The Anti-Defamation League’s New York director Ron Meier told Metro he is concerned about what he called an “unusual level” of anti-Semitic incidents recently.

“If the end of year and beginning of year are any indication, we might expect to see those numbers unfold at a higher level than 2009, 2010,” he said.

Incidents of hate

Manhattan Borough President Scott Stringer lists nine reported anti-Semitic crimes in four months. These are some of the most serious attacks:

Three Orthodox Jews, including a rabbi, were attacked in Midwood earlier this month.

Anti-Semitic graffiti was painted on a windshield of a car in Marine Park, Brooklyn, on Nov. 27.

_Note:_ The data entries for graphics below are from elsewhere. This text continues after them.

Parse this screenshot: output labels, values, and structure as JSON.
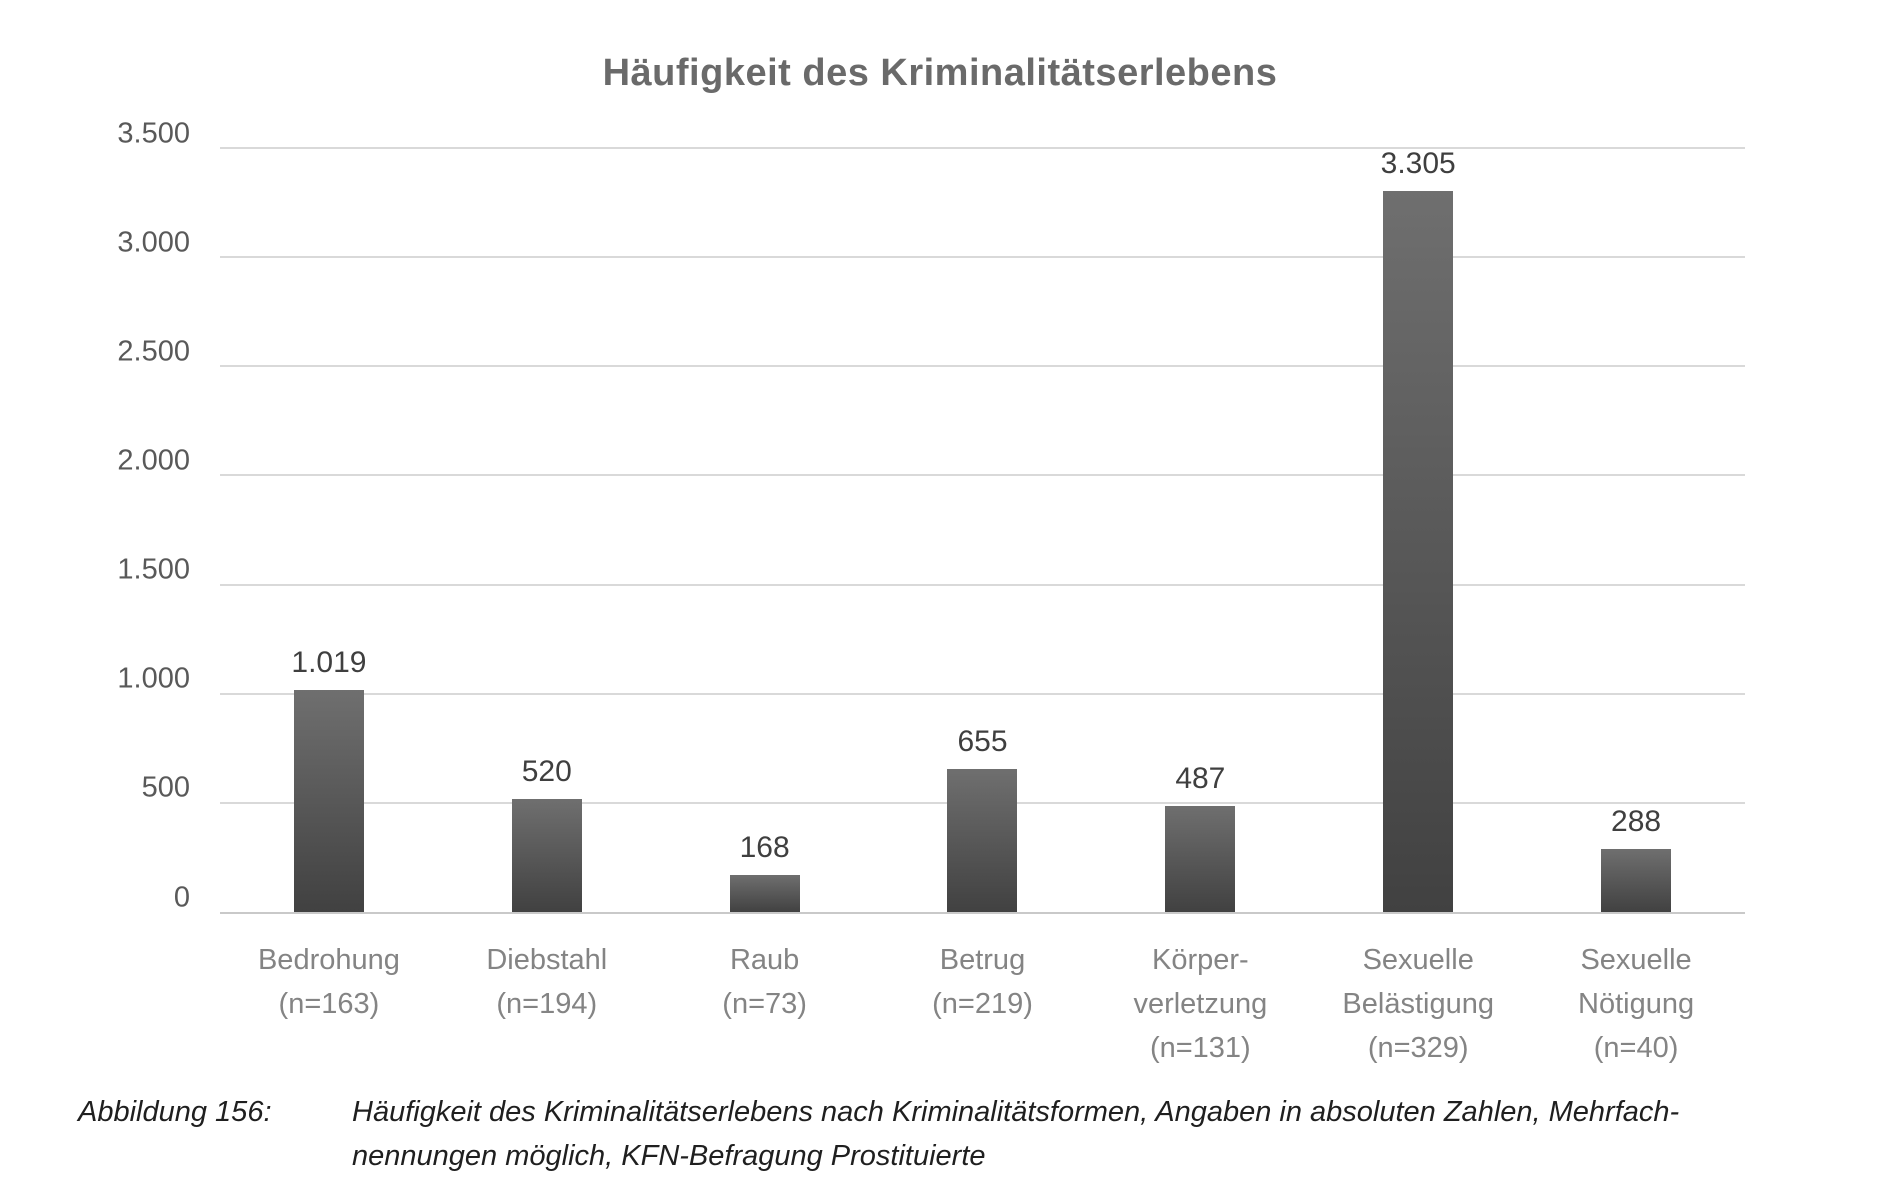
{
  "chart_data": {
    "type": "bar",
    "title": "Häufigkeit des Kriminalitätserlebens",
    "xlabel": "",
    "ylabel": "",
    "ylim": [
      0,
      3500
    ],
    "ytick_step": 500,
    "grid": true,
    "legend": false,
    "yticks": [
      {
        "value": 0,
        "label": "0"
      },
      {
        "value": 500,
        "label": "500"
      },
      {
        "value": 1000,
        "label": "1.000"
      },
      {
        "value": 1500,
        "label": "1.500"
      },
      {
        "value": 2000,
        "label": "2.000"
      },
      {
        "value": 2500,
        "label": "2.500"
      },
      {
        "value": 3000,
        "label": "3.000"
      },
      {
        "value": 3500,
        "label": "3.500"
      }
    ],
    "bars": [
      {
        "category": "Bedrohung (n=163)",
        "category_lines": [
          "Bedrohung",
          "(n=163)"
        ],
        "value": 1019,
        "value_label": "1.019"
      },
      {
        "category": "Diebstahl (n=194)",
        "category_lines": [
          "Diebstahl",
          "(n=194)"
        ],
        "value": 520,
        "value_label": "520"
      },
      {
        "category": "Raub (n=73)",
        "category_lines": [
          "Raub",
          "(n=73)"
        ],
        "value": 168,
        "value_label": "168"
      },
      {
        "category": "Betrug (n=219)",
        "category_lines": [
          "Betrug",
          "(n=219)"
        ],
        "value": 655,
        "value_label": "655"
      },
      {
        "category": "Körperverletzung (n=131)",
        "category_lines": [
          "Körper-",
          "verletzung",
          "(n=131)"
        ],
        "value": 487,
        "value_label": "487"
      },
      {
        "category": "Sexuelle Belästigung (n=329)",
        "category_lines": [
          "Sexuelle",
          "Belästigung",
          "(n=329)"
        ],
        "value": 3305,
        "value_label": "3.305"
      },
      {
        "category": "Sexuelle Nötigung (n=40)",
        "category_lines": [
          "Sexuelle",
          "Nötigung",
          "(n=40)"
        ],
        "value": 288,
        "value_label": "288"
      }
    ],
    "colors": {
      "bar_top": "#6f6f6f",
      "bar_bottom": "#414141",
      "gridline": "#d9d9d9",
      "axis_line": "#c9c9c9",
      "title_text": "#6a6a6a",
      "ytick_text": "#595959",
      "xtick_text": "#848484",
      "value_label_text": "#3f3f3f"
    }
  },
  "caption": {
    "label": "Abbildung 156:",
    "lines": [
      "Häufigkeit des Kriminalitätserlebens nach Kriminalitätsformen, Angaben in absoluten Zahlen, Mehrfach-",
      "nennungen möglich, KFN-Befragung Prostituierte"
    ]
  }
}
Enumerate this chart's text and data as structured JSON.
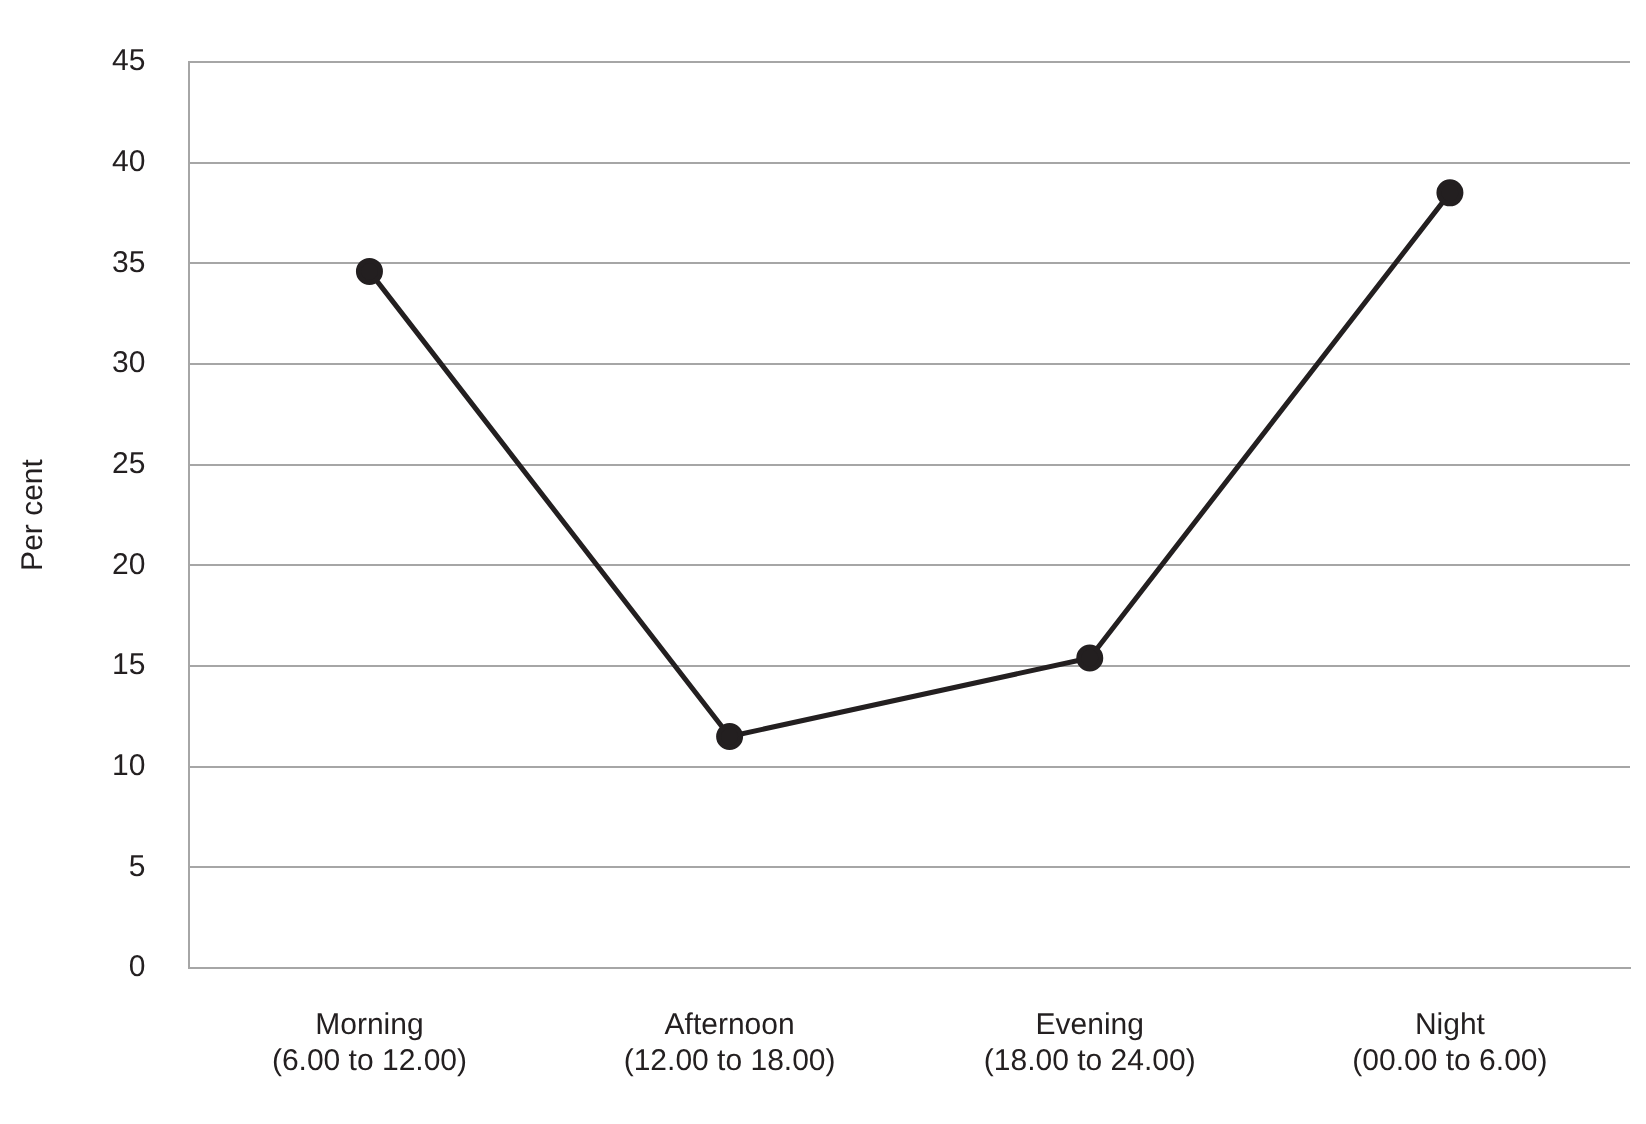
{
  "chart_data": {
    "type": "line",
    "ylabel": "Per cent",
    "categories": [
      "Morning\n(6.00 to 12.00)",
      "Afternoon\n(12.00 to 18.00)",
      "Evening\n(18.00 to 24.00)",
      "Night\n(00.00 to 6.00)"
    ],
    "series": [
      {
        "color": "#231f20",
        "values": [
          34.6,
          11.5,
          15.4,
          38.5
        ]
      }
    ],
    "ylim": [
      0,
      45
    ],
    "yticks": [
      0,
      5,
      10,
      15,
      20,
      25,
      30,
      35,
      40,
      45
    ],
    "grid": "y",
    "legend": false,
    "marker": "circle",
    "line_style": "solid"
  }
}
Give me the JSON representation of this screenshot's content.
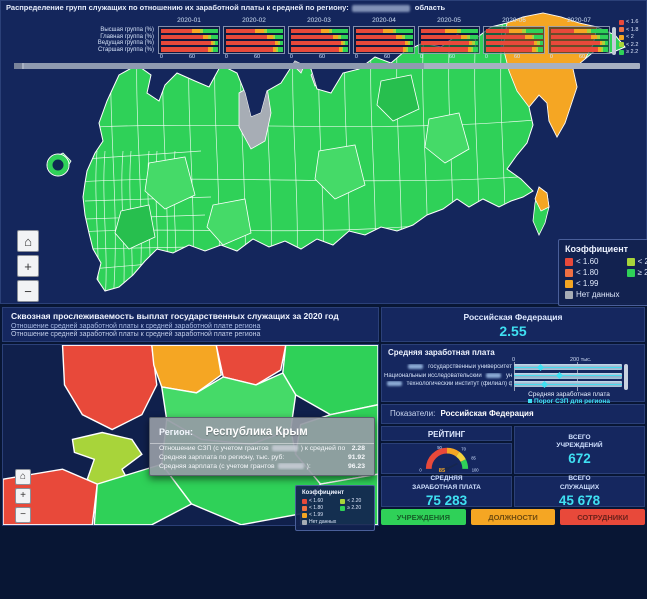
{
  "colors": {
    "bg": "#081634",
    "section": "#15275f",
    "water": "#14265c",
    "green": "#2fd158",
    "green2": "#45da68",
    "green3": "#27bf4e",
    "lime": "#a8d43a",
    "orange": "#f5a623",
    "red": "#e8493a",
    "dark_red": "#f07043",
    "gray": "#a7adb5",
    "cyan": "#3fe0f2"
  },
  "map_legend": {
    "title": "Коэффициент",
    "col1": [
      {
        "label": "< 1.60",
        "color": "#e8493a"
      },
      {
        "label": "< 1.80",
        "color": "#f07043"
      },
      {
        "label": "< 1.99",
        "color": "#f5a623"
      },
      {
        "label": "Нет данных",
        "color": "#a7adb5"
      }
    ],
    "col2": [
      {
        "label": "< 2.20",
        "color": "#a8d43a"
      },
      {
        "label": "≥ 2.20",
        "color": "#2fd158"
      }
    ]
  },
  "map_controls": {
    "home": "⌂",
    "zoom_in": "+",
    "zoom_out": "−"
  },
  "header_panel": {
    "title": "Сквозная прослеживаемость выплат государственных служащих за 2020 год",
    "link1": "Отношение средней заработной платы к средней заработной плате региона",
    "link2": "Отношение средней заработной платы к средней заработной плате региона"
  },
  "rf_panel": {
    "title": "Российская Федерация",
    "value": "2.55"
  },
  "salary_panel": {
    "title": "Средняя заработная плата",
    "axis_ticks": [
      "0",
      "200 тыс."
    ],
    "rows": [
      {
        "pre": "",
        "post": "государственный университет",
        "marker_pct": 22
      },
      {
        "pre": "Национальный исследовательский",
        "post": "универс..",
        "marker_pct": 40
      },
      {
        "pre": "",
        "post": "технологический институт (филиал) федерал..",
        "marker_pct": 26
      }
    ],
    "legend_series": "Средняя заработная плата",
    "legend_threshold": "Порог СЗП для региона"
  },
  "pokazateli": {
    "label": "Показатели:",
    "value": "Российская Федерация"
  },
  "rating": {
    "title": "РЕЙТИНГ",
    "gauge_ticks": [
      "0",
      "50",
      "70",
      "85",
      "100"
    ],
    "gauge_value": "85"
  },
  "stats": {
    "institutions": {
      "label": "ВСЕГО\nУЧРЕЖДЕНИЙ",
      "value": "672"
    },
    "salary": {
      "label": "СРЕДНЯЯ\nЗАРАБОТНАЯ ПЛАТА",
      "value": "75 283"
    },
    "employees": {
      "label": "ВСЕГО\nСЛУЖАЩИХ",
      "value": "45 678"
    }
  },
  "action_buttons": [
    {
      "label": "УЧРЕЖДЕНИЯ",
      "color": "#2fd158"
    },
    {
      "label": "ДОЛЖНОСТИ",
      "color": "#f5a623"
    },
    {
      "label": "СОТРУДНИКИ",
      "color": "#e8493a"
    }
  ],
  "tooltip": {
    "region_label": "Регион:",
    "region_value": "Республика Крым",
    "rows": [
      {
        "pre": "Отношение СЗП (с учетом грантов",
        "redacted": true,
        "post": ") к средней по региону:",
        "value": "2.28"
      },
      {
        "pre": "Средняя зарплата по региону, тыс. руб:",
        "redacted": false,
        "post": "",
        "value": "91.92"
      },
      {
        "pre": "Средняя зарплата (с учетом грантов",
        "redacted": true,
        "post": "):",
        "value": "96.23"
      }
    ]
  },
  "bottom": {
    "title": "Распределение групп служащих по отношению их заработной платы к средней по региону:",
    "title_suffix": "область",
    "groups": [
      "Высшая группа (%)",
      "Главная группа (%)",
      "Ведущая группа (%)",
      "Старшая группа (%)"
    ],
    "axis_ticks": [
      "0",
      "60"
    ],
    "legend": [
      {
        "label": "< 1.6",
        "color": "#e8493a"
      },
      {
        "label": "< 1.8",
        "color": "#f07043"
      },
      {
        "label": "< 2",
        "color": "#f5a623"
      },
      {
        "label": "< 2.2",
        "color": "#a8d43a"
      },
      {
        "label": "≥ 2.2",
        "color": "#2fd158"
      }
    ]
  },
  "chart_data": {
    "type": "bar",
    "stacked": true,
    "orientation": "horizontal",
    "unit": "%",
    "title": "Распределение групп служащих по отношению их заработной платы к средней по региону",
    "categories": [
      "Высшая группа (%)",
      "Главная группа (%)",
      "Ведущая группа (%)",
      "Старшая группа (%)"
    ],
    "segment_labels": [
      "< 1.6",
      "< 2",
      "< 2.2",
      "≥ 2.2"
    ],
    "segment_colors": [
      "#e8493a",
      "#f5a623",
      "#a8d43a",
      "#2fd158"
    ],
    "x_axis": {
      "ticks": [
        0,
        60
      ],
      "max": 100
    },
    "months": [
      {
        "label": "2020-01",
        "rows": [
          [
            55,
            14,
            4,
            27
          ],
          [
            74,
            9,
            4,
            13
          ],
          [
            87,
            4,
            3,
            6
          ],
          [
            83,
            5,
            4,
            8
          ]
        ]
      },
      {
        "label": "2020-02",
        "rows": [
          [
            50,
            16,
            6,
            28
          ],
          [
            72,
            10,
            4,
            14
          ],
          [
            86,
            5,
            3,
            6
          ],
          [
            82,
            6,
            4,
            8
          ]
        ]
      },
      {
        "label": "2020-03",
        "rows": [
          [
            52,
            15,
            5,
            28
          ],
          [
            73,
            9,
            5,
            13
          ],
          [
            87,
            4,
            3,
            6
          ],
          [
            84,
            5,
            3,
            8
          ]
        ]
      },
      {
        "label": "2020-04",
        "rows": [
          [
            48,
            17,
            6,
            29
          ],
          [
            71,
            10,
            5,
            14
          ],
          [
            86,
            5,
            3,
            6
          ],
          [
            83,
            5,
            4,
            8
          ]
        ]
      },
      {
        "label": "2020-05",
        "rows": [
          [
            42,
            22,
            6,
            30
          ],
          [
            70,
            11,
            5,
            14
          ],
          [
            85,
            5,
            4,
            6
          ],
          [
            82,
            6,
            4,
            8
          ]
        ]
      },
      {
        "label": "2020-06",
        "rows": [
          [
            40,
            23,
            7,
            30
          ],
          [
            69,
            11,
            5,
            15
          ],
          [
            85,
            5,
            4,
            6
          ],
          [
            81,
            6,
            4,
            9
          ]
        ]
      },
      {
        "label": "2020-07",
        "rows": [
          [
            41,
            22,
            7,
            30
          ],
          [
            70,
            11,
            5,
            14
          ],
          [
            86,
            4,
            4,
            6
          ],
          [
            82,
            5,
            4,
            9
          ]
        ]
      }
    ],
    "gauge": {
      "ticks": [
        0,
        50,
        70,
        85,
        100
      ],
      "value": 85
    }
  }
}
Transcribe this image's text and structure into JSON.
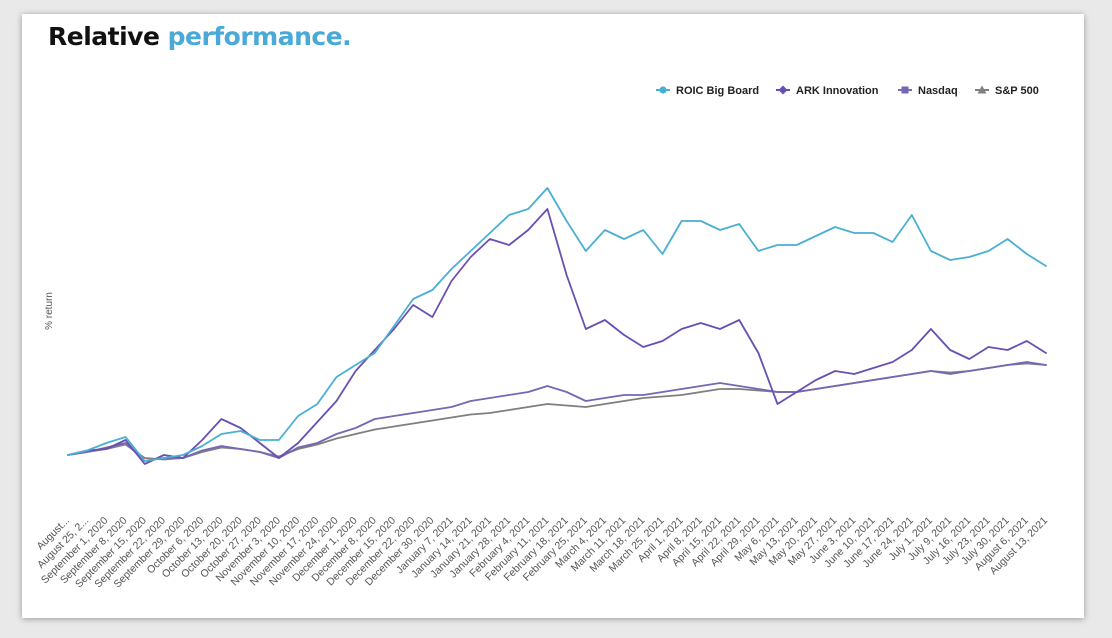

A man was stabbed on a subway platform on Nov. 21 in Park Slope after two men cursed him with anti-Semitic slurs.

In Midwood, Brooklyn, on Nov. 10, three cars were set on fire, and “KKK” was painted on the side of a van, alongside swastikas scrawled on benches, as well as other anti-Semitic graffiti. This happened on the 73rd anniversary of Kristallnacht.

In November, an Avenue J subway sign in Brooklyn was changed to say “Avenue Jew.”

On Nov. 4, the word “Nazi” was spraypainted onto sidewalks in a heavily Jewish part of Williamsburg.